Désherbage mécanique … à Gueux

Gueux, le 18 avril 2017 :

Herse-étrille en action

Le désherbage mécanique est une méthode alternative à l’utilisation de produits herbicides. Son principe est le même que la lutte chimique : détruire les adventices levées pour éviter la concurrence avec la culture et prévenir ainsi la reproduction de semences de plantes indésirables.

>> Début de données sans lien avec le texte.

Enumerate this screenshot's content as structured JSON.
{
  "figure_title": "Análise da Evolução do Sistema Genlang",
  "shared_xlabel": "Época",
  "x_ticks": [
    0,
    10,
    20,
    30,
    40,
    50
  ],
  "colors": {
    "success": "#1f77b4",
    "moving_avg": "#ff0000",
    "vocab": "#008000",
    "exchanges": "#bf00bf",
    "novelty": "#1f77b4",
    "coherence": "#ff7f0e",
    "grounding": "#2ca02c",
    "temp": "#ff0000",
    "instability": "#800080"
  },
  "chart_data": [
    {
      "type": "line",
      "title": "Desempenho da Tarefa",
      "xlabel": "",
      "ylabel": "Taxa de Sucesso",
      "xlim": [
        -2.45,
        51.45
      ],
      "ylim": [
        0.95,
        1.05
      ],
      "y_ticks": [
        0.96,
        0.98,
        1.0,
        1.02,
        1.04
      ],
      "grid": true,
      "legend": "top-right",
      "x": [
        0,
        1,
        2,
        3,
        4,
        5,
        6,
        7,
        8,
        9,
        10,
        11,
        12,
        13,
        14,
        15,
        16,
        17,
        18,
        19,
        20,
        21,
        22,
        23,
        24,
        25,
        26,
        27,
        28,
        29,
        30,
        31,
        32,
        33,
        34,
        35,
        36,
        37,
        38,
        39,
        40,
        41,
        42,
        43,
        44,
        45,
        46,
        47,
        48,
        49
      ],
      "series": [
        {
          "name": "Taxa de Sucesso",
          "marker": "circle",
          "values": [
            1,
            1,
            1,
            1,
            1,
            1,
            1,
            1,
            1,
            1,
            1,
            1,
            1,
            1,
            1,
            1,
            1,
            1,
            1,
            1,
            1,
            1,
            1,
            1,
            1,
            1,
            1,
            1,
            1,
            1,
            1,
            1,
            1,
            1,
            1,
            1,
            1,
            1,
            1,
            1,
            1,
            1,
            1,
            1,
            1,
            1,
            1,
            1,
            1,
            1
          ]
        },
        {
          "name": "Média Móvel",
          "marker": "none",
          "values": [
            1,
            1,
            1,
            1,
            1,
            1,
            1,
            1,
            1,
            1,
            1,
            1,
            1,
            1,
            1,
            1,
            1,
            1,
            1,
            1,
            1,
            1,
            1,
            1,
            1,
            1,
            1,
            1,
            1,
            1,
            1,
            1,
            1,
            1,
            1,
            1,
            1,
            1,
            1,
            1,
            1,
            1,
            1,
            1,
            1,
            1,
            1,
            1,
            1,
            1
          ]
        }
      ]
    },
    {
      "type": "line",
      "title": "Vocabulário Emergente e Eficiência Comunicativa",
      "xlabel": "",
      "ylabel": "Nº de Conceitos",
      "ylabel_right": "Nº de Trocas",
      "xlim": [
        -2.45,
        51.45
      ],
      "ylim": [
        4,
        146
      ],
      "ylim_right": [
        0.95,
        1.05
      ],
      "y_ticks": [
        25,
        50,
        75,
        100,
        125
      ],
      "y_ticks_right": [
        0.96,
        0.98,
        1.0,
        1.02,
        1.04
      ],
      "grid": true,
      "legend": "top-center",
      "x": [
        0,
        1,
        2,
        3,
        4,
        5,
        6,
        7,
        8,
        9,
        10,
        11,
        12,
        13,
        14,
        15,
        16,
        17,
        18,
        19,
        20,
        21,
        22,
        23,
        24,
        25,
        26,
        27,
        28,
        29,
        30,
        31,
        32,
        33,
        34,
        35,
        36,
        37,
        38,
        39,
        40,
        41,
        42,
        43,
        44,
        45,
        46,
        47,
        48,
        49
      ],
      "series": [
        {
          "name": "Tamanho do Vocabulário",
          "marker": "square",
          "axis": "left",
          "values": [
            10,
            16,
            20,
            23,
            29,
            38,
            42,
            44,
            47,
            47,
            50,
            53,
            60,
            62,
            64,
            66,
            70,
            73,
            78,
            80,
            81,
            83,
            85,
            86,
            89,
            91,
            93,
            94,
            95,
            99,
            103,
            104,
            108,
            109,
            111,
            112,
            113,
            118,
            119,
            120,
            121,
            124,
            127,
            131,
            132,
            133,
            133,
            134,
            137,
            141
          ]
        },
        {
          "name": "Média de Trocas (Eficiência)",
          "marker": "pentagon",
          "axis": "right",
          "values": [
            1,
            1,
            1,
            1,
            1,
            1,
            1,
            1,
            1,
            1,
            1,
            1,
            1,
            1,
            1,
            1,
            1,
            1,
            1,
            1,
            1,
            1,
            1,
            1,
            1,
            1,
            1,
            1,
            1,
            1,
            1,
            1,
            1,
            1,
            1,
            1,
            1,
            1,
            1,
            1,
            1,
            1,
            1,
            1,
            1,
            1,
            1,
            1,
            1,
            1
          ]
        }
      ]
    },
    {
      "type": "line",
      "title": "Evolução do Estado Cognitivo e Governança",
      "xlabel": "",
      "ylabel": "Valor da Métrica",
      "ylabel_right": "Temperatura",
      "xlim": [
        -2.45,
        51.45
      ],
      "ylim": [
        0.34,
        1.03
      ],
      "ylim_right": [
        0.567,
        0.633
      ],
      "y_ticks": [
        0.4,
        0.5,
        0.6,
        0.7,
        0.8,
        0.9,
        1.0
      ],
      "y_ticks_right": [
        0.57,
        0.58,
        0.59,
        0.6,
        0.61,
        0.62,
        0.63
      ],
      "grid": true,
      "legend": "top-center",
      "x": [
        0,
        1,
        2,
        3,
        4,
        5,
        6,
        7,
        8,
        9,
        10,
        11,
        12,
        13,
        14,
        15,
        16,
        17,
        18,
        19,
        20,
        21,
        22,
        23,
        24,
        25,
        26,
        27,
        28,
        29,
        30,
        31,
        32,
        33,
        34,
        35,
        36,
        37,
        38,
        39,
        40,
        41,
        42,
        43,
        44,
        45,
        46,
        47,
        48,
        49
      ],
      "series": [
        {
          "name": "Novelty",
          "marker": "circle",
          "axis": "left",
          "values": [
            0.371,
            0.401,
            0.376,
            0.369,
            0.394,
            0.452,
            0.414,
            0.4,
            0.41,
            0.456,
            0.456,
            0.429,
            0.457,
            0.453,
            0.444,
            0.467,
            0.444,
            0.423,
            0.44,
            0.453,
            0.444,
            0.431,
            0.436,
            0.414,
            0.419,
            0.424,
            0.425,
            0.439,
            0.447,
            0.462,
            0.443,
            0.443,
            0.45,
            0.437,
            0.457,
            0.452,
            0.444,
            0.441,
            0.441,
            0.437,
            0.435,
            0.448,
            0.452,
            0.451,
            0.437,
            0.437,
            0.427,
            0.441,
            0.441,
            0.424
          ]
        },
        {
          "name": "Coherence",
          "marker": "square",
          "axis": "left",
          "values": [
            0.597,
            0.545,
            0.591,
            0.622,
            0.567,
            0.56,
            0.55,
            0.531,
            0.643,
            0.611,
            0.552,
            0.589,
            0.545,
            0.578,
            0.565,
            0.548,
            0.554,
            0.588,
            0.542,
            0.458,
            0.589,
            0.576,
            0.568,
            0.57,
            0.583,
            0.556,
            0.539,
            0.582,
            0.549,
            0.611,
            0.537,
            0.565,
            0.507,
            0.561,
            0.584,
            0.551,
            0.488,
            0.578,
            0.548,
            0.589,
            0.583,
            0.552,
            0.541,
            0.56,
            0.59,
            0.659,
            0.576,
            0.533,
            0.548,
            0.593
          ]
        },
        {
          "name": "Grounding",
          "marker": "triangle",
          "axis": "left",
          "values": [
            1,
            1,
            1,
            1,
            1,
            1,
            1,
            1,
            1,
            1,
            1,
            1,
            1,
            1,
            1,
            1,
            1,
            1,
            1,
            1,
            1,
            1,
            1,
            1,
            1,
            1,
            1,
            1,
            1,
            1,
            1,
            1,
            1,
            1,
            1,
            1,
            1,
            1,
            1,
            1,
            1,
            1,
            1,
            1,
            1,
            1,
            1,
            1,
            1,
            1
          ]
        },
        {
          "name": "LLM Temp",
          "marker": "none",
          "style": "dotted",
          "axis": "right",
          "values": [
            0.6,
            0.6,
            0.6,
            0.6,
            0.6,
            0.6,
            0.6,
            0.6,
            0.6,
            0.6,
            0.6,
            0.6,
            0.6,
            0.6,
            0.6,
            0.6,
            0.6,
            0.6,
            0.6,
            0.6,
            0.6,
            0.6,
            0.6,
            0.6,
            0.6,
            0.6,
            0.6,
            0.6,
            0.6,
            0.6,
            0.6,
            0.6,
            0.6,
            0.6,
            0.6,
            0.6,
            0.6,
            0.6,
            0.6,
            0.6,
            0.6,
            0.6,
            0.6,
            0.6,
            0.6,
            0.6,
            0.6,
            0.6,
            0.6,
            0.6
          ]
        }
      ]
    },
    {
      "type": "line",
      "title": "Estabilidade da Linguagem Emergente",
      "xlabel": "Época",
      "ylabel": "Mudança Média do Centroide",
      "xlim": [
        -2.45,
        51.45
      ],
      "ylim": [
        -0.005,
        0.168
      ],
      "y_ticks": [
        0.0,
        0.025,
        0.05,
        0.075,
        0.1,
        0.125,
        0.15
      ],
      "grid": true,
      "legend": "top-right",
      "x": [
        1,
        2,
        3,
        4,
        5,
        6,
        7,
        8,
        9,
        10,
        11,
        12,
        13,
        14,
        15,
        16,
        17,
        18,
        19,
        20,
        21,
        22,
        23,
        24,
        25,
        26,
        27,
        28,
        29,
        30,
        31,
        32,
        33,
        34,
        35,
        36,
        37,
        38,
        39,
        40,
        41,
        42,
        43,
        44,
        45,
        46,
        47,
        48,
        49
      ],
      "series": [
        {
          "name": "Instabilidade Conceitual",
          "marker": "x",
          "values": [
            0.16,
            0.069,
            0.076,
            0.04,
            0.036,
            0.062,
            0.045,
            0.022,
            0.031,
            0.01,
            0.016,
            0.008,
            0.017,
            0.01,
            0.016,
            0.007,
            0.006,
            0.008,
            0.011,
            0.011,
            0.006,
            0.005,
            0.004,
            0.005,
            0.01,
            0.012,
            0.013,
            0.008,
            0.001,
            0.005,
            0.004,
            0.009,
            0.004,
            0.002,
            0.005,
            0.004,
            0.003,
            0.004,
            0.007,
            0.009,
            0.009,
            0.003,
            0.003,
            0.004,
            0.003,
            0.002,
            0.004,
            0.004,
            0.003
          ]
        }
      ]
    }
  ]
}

Vincent Prévost, agriculteur à Gueux, a fait le choix de tester cette méthode en investissant dans une herse-étrille de 12 mètres de large. Cet outil travaille à environ 2 cm de profondeur indépendamment des rangs de la culture et permet donc un désherbage sur toute la surface. Ses dents souples vibrent avec l’avancement de l’outil et déracinent les adventices en les arrachant par effet de vibration et d’impact. 

Cependant, les conditions de passage sont différentes du désherbage chimique. D’une part cette technique peut s’appliquer soit juste quelques jours après le semi, soit dès que les plans sont déjà solidement enracinés (exemple : orge de printemps avec 3 feuilles), et que les mauvaises herbes viennent d’apparaître. Le sol ne doit être ni gelé ni trop humide en surface lors du passage de l’outil, et les pluies doivent être nulles ou très faibles les 4 jours suivants (2 jours de plein soleil sont idéaux). En respectant ces conditions on limite le risque d’auto-repiquage des adventices, on optimise la pénétration des outils dans le sol, et on aère la surface. C’est l’équivalent du p’tit coup de binette du jardinier !

Evidemment les cultures subissent un stress, et il est nécessaire de compenser la perte estimée par un semi plus dense d’environ 10%. Il va sans dire que l’apprentissage et la maîtrise de cette méthode n’est pas toute simple : modification de la profondeur du semi, surveillance accrue de la pousse des adventices qui doivent être mécaniquement traitées avant un solide enracinement.

L’objectif de Vincent est de réduire ses passages de traitement phytosanitaires, même s’il doit sortir plus fréquemment la herse-étrille.  Il consommera un peu plus de carburant et aussi du temps. Il reçoit la visite de nombreux agriculteurs, bio ou semi-bio qui eux aussi sont soucieux de notre environnement. Merci les amis !

Vincent ne compte pas vraiment sur un amortissement du matériel (10 K€ ), mais optimiste il pense pouvoir réduire encore, voire pratiquement se passer de traitements en investissant l’an prochain dans un matériel un peu plus sophistiqué … mais plus coûteux : la houe rotative

A noter que cette technique de désherbage mécanique s’applique également pour l’entretien des surfaces perméables : allée en stabilisé, cimetière, boulodrome, piste cendrée, aire sablée ou gravillonnée, chemin de terre … C’est beaucoup moins polluant que les systèmes à gaz, qui non seulement nuisent à l’environnement, mais  détruisent également la micro-faune.